LUKE PARKER
Untypotranslation, 2004 

Exhibited: Gertrude Contemporary, Melbourne, 2005; Mori Gallery, Sydney, 2004 

artist notes 



In 1934, Marcel Duchamp issued The Green Box, a collection of facsimiles of a selection of notes and diagrams, many of which pertained to his project The Bride Stripped Bare by her Bachelors, Even, also known as The Large Glass. In 1960, Richard Hamilton and George Heard Hamilton published an English ‘typo-translation’ of The Green Box, transposing Duchamp's hand-written notes and drawings into typographic form. 

In 2001, whilst undertaking research at the Art Gallery of New South Wales library, I came across correspondence from Richard Hamilton’s London gallery, enclosed within the catalogue Image and Process, which included a page of typed notes, authored by Hamilton, of very precise instructions about the unpacking, handling and installation of his print works in a touring exhibition. 

My work, Untypotranslation, takes these notes as the starting point for a transposition of my own, a translation from written language into diagrammatic, visual symbols; in effect, reversing the order of translation that Hamilton and Heard Hamilton had applied to Duchamp. The ‘untypotranslation’ unfolds across collages on 18 clear acrylic panels, echoing Duchamp's use of transparency in The Large Glass, and Hamilton’s manipulation of found imagery in his Pop collages. The work also refers to the use of ‘universal’, non-language based symbols, such as in safety diagrams. 

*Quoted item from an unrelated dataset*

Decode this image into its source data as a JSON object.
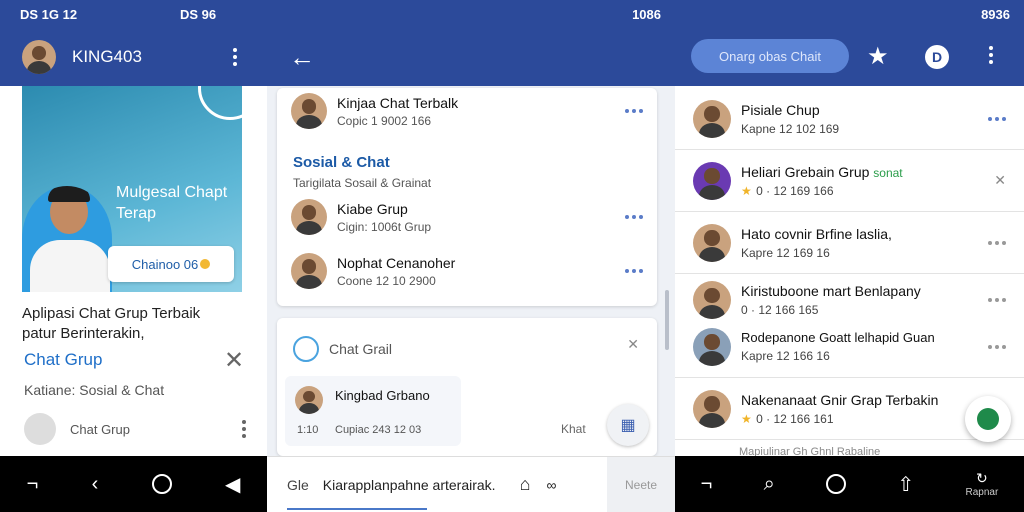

The attempt at an ‘untypotranslation’ of Hamilton’s notes made apparent the difficulties in using one form (in this case, visual symbols) to explicate another (language). The tension inherent in any translation – the circuits of reading and transformations of meaning – were highlighted. 

The work also examines the motivations for Hamilton to provide such instructions which, as his gallerist notes in the cover letter, are standard museum practice anyway. Primarily, the aim is preventative conservation, an attempt to ensure longevity of works by ‘preventing’ mishap, by arresting changes over time. But aren’t these forces that Hamilton (and institutions) resist – change, chance, the accidental – the very forces that Duchamp often embraced? On seeing The Large Glass, after it was smashed to pieces during transportation, Duchamp is said to have remarked that the work he had previously deemed ‘definitively unfinished’ was, at last, complete.